Puri Rath Yatra, the world famous chariot or car festival, at the Puri Jagannath Temple in Orissa. It is celebrated on the second day of the Shukla Paksha (waxing phase of moon or bright fortnight) Ashadh month as per traditional Oriya Calendar. On the day of the Ratha Yatra (car festival), chariots (Rath) carrying Lord Jagannath, Balabhadra and Subhadra is pulled to the nearby Gundicha Temple.
The return journey of the chariots or Bahuda Jatra is on July 14, 2016.
At the world famous Puri Jagannath Temple in Orissa, Lord Krishna is worshipped as ‘Jagannath’ – ‘master of the universe.’ Balabhadra is the elder brother of Lord Krishna and Subhadra is his younger sister.
The making of the Rathas for the annual festival begins on the Akshaya Tritiya day. The main rituals associated with Puri Rath Yatra festival is spread over a month and several rituals, like Snana Purnima and Anasara, take place during this period.
The Snana Yatra or Snana Purnima (Bathing Festival) takes place on the full moon day in the month of Jyestha (May – June). On this day, the three deities are bathed in 108 pitchers of water.
After the elaborate Snana Yatra festival, the three deities stay away from public view and this is known as ‘Anasara.’ It is believed that after such elaborate ritualistic bath the deities catch fever and therefore they do not return to the sanctum sanctorum of the temple.
The idols of the three deities then make an appearance after 15 days of ‘anasara’ in a new appearance known as ‘Navaya Yauvana Vesha.’ The wooden idols of the deities are given a fresh coat of paint.
Next auspicious ceremony is the world famous Ratha Yatra. On this day, thousands of devotees pull the three huge chariots carrying Lord Jagannath, Balabhadra and Subhadra through the grand road (Bada Danda) to the Gundicha Temple. The deities visit their aunt here.
The three deities enter the temple of their aunt on the next day and stay there for seven days.
On the fifth day, Goddess Lakshmi, wife of Lord Jagannath, comes in search of him to the Gundicha temple.
On finding his chariot there, she damages Jagannath’s chariot and returns back in anger.
After the week-long stay, the three deities return and the journey is known as Bahuda Yatra.
During the return journey, the chariot of Jagannath stops at the Ardhasani Temple (Mausa Ma temple).
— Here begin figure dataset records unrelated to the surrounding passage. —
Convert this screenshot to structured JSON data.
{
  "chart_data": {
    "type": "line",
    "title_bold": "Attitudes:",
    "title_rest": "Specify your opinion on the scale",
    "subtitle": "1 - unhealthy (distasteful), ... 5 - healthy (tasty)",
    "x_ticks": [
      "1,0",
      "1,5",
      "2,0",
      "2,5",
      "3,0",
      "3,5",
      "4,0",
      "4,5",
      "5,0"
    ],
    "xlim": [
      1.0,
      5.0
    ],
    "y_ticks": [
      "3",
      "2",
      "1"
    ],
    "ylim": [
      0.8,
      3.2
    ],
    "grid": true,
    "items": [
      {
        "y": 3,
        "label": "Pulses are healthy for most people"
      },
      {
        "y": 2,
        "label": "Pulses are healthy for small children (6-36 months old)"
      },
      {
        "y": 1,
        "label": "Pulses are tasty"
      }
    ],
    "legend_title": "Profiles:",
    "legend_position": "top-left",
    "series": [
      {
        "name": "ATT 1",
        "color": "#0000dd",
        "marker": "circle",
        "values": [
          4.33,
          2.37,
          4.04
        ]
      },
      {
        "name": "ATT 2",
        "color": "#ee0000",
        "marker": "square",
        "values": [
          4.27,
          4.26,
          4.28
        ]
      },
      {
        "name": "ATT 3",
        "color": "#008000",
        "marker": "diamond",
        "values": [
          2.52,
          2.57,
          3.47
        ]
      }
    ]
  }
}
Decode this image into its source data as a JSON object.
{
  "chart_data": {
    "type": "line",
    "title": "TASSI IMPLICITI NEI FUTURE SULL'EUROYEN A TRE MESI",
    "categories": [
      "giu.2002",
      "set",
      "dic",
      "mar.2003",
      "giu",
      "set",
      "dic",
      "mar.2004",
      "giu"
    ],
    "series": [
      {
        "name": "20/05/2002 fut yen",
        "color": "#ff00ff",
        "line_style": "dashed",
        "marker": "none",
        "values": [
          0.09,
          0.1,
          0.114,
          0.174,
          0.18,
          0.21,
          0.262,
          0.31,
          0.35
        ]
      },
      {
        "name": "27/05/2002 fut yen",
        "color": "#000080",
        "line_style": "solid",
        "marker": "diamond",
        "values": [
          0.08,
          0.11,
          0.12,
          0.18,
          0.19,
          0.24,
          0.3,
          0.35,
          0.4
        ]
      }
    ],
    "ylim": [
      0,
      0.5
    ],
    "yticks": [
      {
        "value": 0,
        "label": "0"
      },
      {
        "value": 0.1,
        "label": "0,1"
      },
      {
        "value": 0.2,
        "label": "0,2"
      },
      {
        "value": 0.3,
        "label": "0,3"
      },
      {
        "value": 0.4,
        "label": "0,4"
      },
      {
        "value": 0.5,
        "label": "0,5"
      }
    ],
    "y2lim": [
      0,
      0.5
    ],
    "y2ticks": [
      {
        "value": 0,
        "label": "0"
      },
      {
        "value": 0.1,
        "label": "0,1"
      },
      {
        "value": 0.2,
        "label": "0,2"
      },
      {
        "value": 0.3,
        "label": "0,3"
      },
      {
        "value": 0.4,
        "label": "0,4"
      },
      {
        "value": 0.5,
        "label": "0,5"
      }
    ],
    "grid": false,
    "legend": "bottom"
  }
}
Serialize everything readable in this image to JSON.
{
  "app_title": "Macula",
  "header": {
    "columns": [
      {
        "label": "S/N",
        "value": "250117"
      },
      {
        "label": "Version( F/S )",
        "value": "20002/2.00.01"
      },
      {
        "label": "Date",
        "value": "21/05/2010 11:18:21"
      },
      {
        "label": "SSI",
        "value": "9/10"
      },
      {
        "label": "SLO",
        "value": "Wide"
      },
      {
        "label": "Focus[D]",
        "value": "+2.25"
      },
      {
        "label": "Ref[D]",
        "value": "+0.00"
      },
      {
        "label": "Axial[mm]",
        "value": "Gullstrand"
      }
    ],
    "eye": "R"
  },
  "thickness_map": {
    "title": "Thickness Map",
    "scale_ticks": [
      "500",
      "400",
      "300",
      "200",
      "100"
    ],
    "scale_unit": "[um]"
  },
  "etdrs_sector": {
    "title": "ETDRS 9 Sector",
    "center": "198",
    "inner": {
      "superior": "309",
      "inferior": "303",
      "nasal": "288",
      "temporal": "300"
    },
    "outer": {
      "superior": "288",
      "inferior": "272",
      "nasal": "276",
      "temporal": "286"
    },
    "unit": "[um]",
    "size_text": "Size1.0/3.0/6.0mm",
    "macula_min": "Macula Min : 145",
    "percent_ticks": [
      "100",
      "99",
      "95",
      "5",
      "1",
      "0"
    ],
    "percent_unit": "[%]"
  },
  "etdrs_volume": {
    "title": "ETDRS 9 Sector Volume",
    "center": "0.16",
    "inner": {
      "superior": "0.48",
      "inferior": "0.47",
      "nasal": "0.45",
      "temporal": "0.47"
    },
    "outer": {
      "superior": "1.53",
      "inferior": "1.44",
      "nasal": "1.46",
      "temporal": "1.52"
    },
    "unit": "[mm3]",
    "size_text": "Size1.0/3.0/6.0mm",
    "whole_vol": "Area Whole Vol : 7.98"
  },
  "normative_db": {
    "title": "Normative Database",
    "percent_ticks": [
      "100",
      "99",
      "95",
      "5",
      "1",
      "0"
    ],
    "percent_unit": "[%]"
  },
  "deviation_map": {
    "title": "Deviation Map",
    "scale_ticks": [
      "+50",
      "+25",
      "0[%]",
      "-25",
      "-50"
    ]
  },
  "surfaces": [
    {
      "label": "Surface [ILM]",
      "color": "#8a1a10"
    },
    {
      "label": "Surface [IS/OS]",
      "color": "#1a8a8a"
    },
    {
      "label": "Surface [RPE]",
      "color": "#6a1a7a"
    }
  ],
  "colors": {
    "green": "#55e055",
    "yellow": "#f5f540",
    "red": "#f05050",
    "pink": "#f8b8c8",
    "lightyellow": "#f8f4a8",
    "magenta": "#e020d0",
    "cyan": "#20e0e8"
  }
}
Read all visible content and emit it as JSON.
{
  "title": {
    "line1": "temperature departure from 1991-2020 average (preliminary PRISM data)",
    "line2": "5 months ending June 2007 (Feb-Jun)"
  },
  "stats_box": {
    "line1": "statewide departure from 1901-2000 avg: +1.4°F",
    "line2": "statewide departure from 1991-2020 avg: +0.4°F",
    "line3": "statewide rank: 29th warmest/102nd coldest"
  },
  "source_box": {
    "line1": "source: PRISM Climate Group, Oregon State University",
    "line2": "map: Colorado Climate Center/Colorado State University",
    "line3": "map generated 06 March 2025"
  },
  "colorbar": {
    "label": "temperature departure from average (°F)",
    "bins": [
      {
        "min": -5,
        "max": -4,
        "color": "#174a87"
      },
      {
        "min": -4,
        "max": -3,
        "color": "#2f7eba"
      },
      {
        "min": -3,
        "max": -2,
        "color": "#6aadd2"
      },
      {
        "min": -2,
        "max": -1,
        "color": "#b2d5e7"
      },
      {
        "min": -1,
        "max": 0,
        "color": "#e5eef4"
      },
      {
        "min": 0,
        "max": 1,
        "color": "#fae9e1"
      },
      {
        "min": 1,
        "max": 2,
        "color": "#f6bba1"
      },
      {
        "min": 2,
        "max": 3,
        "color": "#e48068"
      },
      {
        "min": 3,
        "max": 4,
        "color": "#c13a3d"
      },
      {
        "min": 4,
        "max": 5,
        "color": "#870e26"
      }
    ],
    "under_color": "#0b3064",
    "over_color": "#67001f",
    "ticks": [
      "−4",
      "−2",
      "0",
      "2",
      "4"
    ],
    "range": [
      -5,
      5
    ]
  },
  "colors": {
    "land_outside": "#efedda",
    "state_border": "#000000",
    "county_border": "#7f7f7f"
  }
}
Here, Lord accepts his favorite rice cake known as Poda Pitha from his aunt who is the presiding deity of the temple.
The deities reach the Puri Jagannath Temple in the evening and wait outside for the day.
On the next day, the deities are attired in new costumes and this new form of the idols is known as ‘Suna Vesa.’
The following day, the deities move into the sanctum sanctorum of the temple and the Rath Yatra festival comes to an end.